Reclamei depois, então ao cordial amigo Roberto Andrade, que comentou essa minha confessada ilusão de paixão da minha juventude contado para a Éster, esposa dele, mas na época namorada dele, que com uma imensa língua logo também contou para a Alda Íris, que segundo Roberto havia comentado algo que “eu era muito magro, não tinha nem músculos” e Alda também tinha um namorado que terminaram logo naquela época de fim de ano de 1979.
 E no segundo semestre também incentivado pelo cordial amigo Emmanuel em mudar de cursinho, fui estudar no curso Dinâmico, localizado na época na Rua Felipe Camarão, no centro da cidade alta, para ser lecionado por um bom professor de literatura e língua portuguesa, o saudoso Zé Vieira onde também tive o excelente professor de matemática, o saudoso professor de matemática Evilásio e também outros excelentes profissionais do ensino didático em sala de aula.
Martins Sampaio de Souza (Martinho), Natal, 07 de agosto de 2018.

SE EU FOR PRA MASMORRA


SE EU FOR PRA MASMORRA, 

Olha bem. povinho. Se por causa do meu contra-ataque me autodefendendo de eventuais falsas acusações que não são lábias palavras, mas apenas burocratas palavras nessa guerra que não admito que perco pra ninguém , exceto numa causa roubada como aconteceu num processo jurídico meu de falsas acusações .
Pois bem. Povinho. Se eu for condenado pra masmorra por causa de me autodefender contra falsas acusações, em protesto, eu mesmo pego o meu acessório de martelo de borracha e esfarelo, esmiuçando a minha prótese dentária.
E também. Não sou nenhum fanfarrão não, nem o tal, nem como dizem entre aspas as más línguas: “brabo” que não sou não, nem o “valentão”, oh povinho. Pois não utilizo nem defendo nenhum armamento letal em reação como fundamento de defesa. Minha arma, são meus acessórios de utilização de meros desempenhos cotidiano que também transformei todos em instrumentos de minha heráldica bandeira.
Martins Sampaio  de Souza (Martinho) , Natal, 07 de agosto de 2018.

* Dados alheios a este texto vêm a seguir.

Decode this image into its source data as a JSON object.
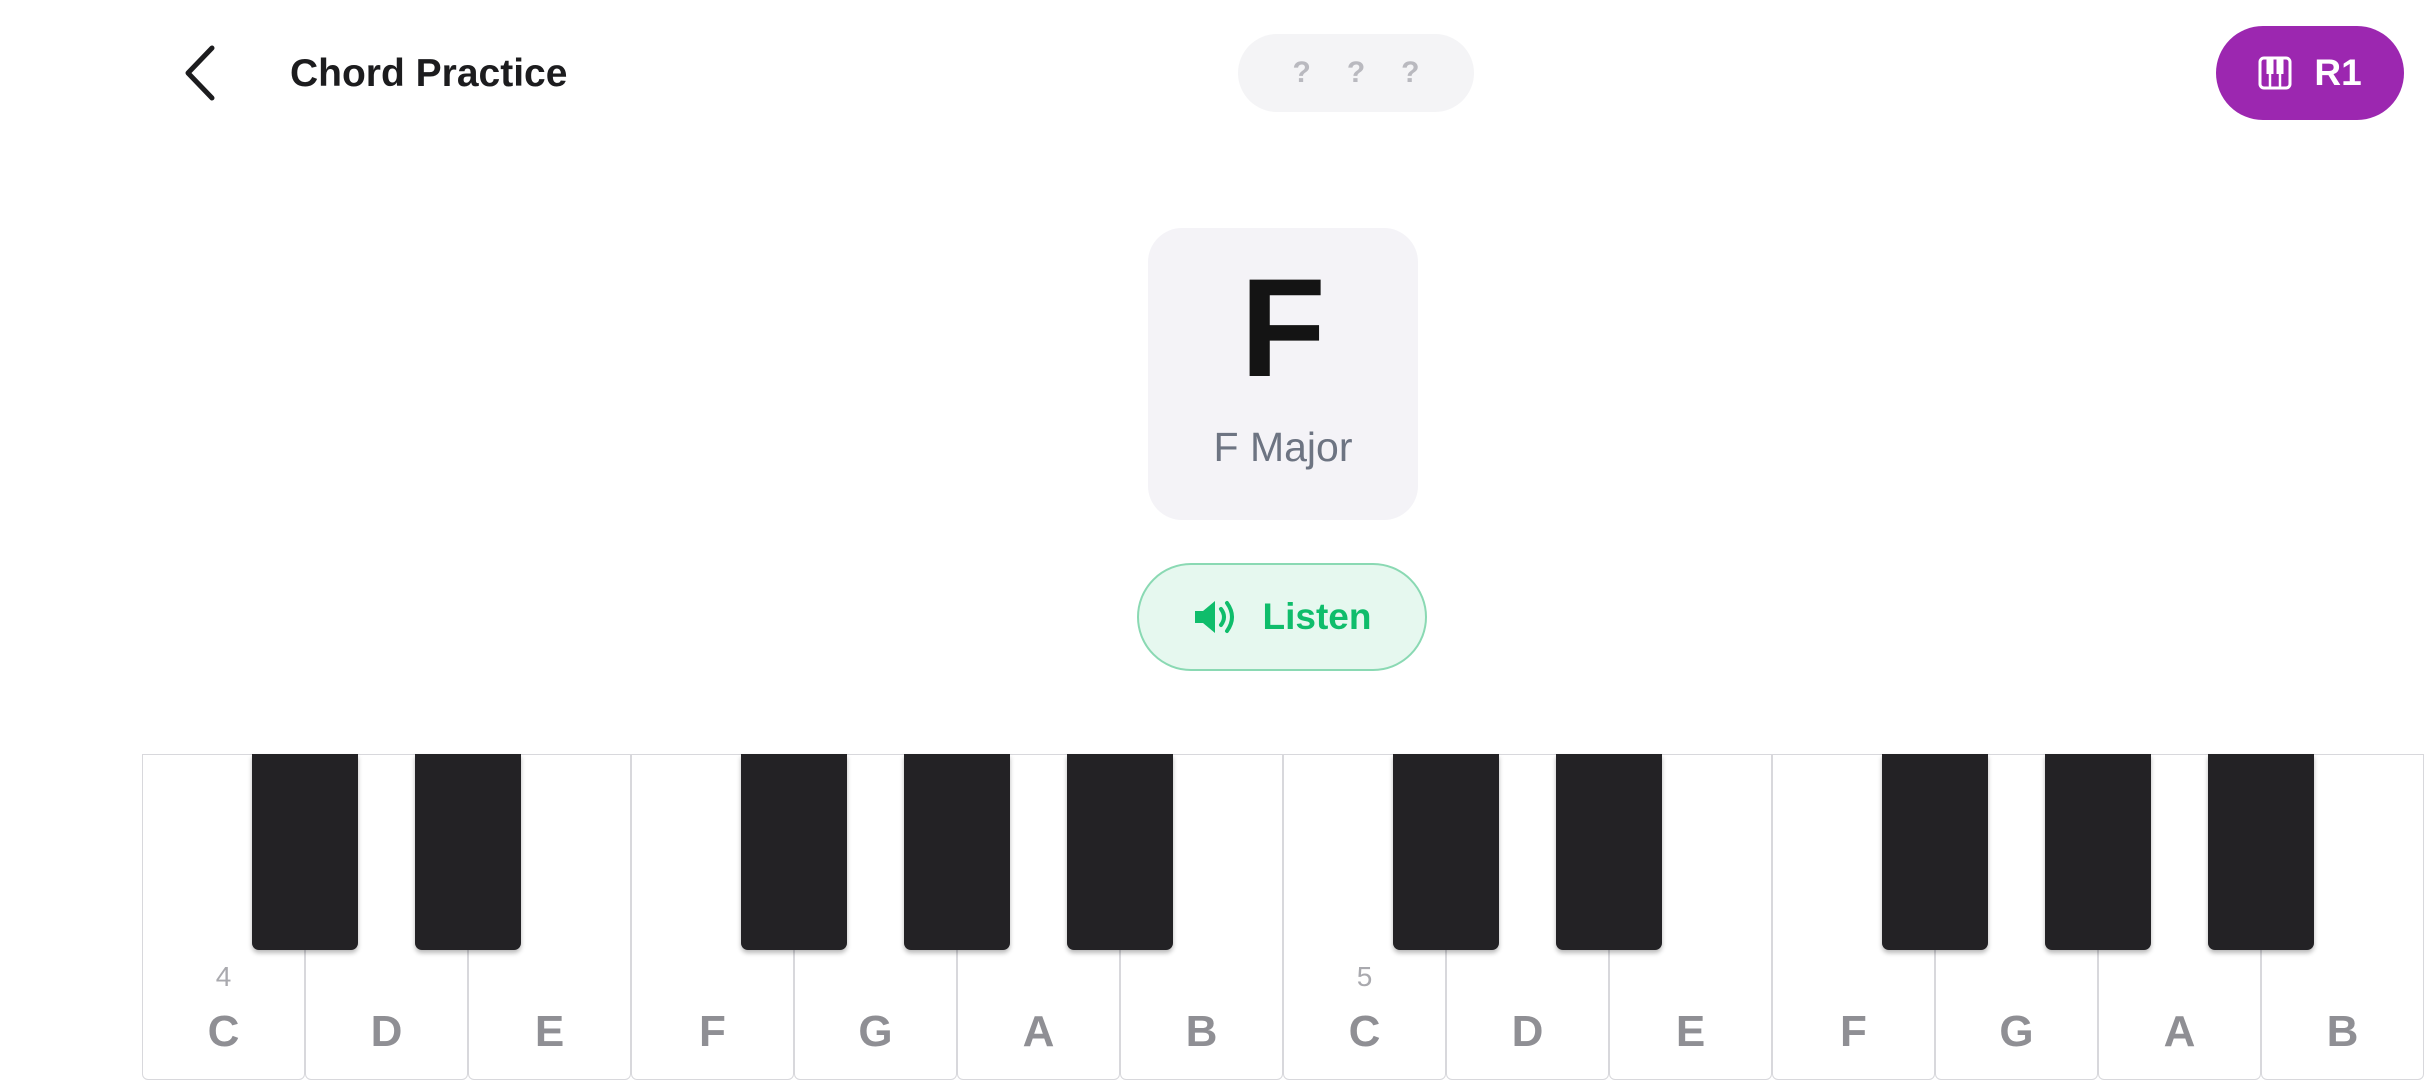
{
  "header": {
    "title": "Chord Practice",
    "progress_slots": [
      "?",
      "?",
      "?"
    ],
    "device_label": "R1"
  },
  "chord": {
    "symbol": "F",
    "name": "F Major"
  },
  "listen": {
    "label": "Listen"
  },
  "colors": {
    "accent_purple": "#9c27b0",
    "listen_green": "#0fbd6b",
    "listen_bg": "#e6f8ef",
    "black_key": "#232225"
  },
  "piano": {
    "white_keys": [
      {
        "note": "C",
        "octave": "4"
      },
      {
        "note": "D"
      },
      {
        "note": "E"
      },
      {
        "note": "F"
      },
      {
        "note": "G"
      },
      {
        "note": "A"
      },
      {
        "note": "B"
      },
      {
        "note": "C",
        "octave": "5"
      },
      {
        "note": "D"
      },
      {
        "note": "E"
      },
      {
        "note": "F"
      },
      {
        "note": "G"
      },
      {
        "note": "A"
      },
      {
        "note": "B"
      }
    ],
    "black_keys": [
      "C#",
      "D#",
      "F#",
      "G#",
      "A#",
      "C#",
      "D#",
      "F#",
      "G#",
      "A#"
    ]
  }
}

AGORA EU TRANSFORMO TUDO NUM "CABARÉ".


AGORA EU TRANSFORMO TUDO NUM “CABARÉ”

A minha pretensão na popularização em eventos desportistas de: Enxadrista, de canoagem, ciclismo, basquete, futebol, etc....eventos desportistas, e divulgação da minha dedicação histórica e cotidianamente  empreendedora, todas praticas saudáveis que me deixam eufórico e o povinho pretendia me descontrolar, colocando sempre pimenta no meu tempero. Pois agora afirmo que: só não faço a terceira guerra mundial contra todos e contra esse judiciário corrupto do nosso elefante potiguar porque minha pretensão na unificação global da terra é a melhor idéia que já tive. Portanto, não sejam ninguém contra a autoria minha de Feira de São Martinho / Hemeroteca e Espaço Cultural do Elefante, etc, etc, etc... porque agora eu transformo tudo até num bordel ou com dizem os desbocados,  “num cabaré.”

Martins Sampaio de Souza (Martinho) Natal, 07 de agosto de 2018.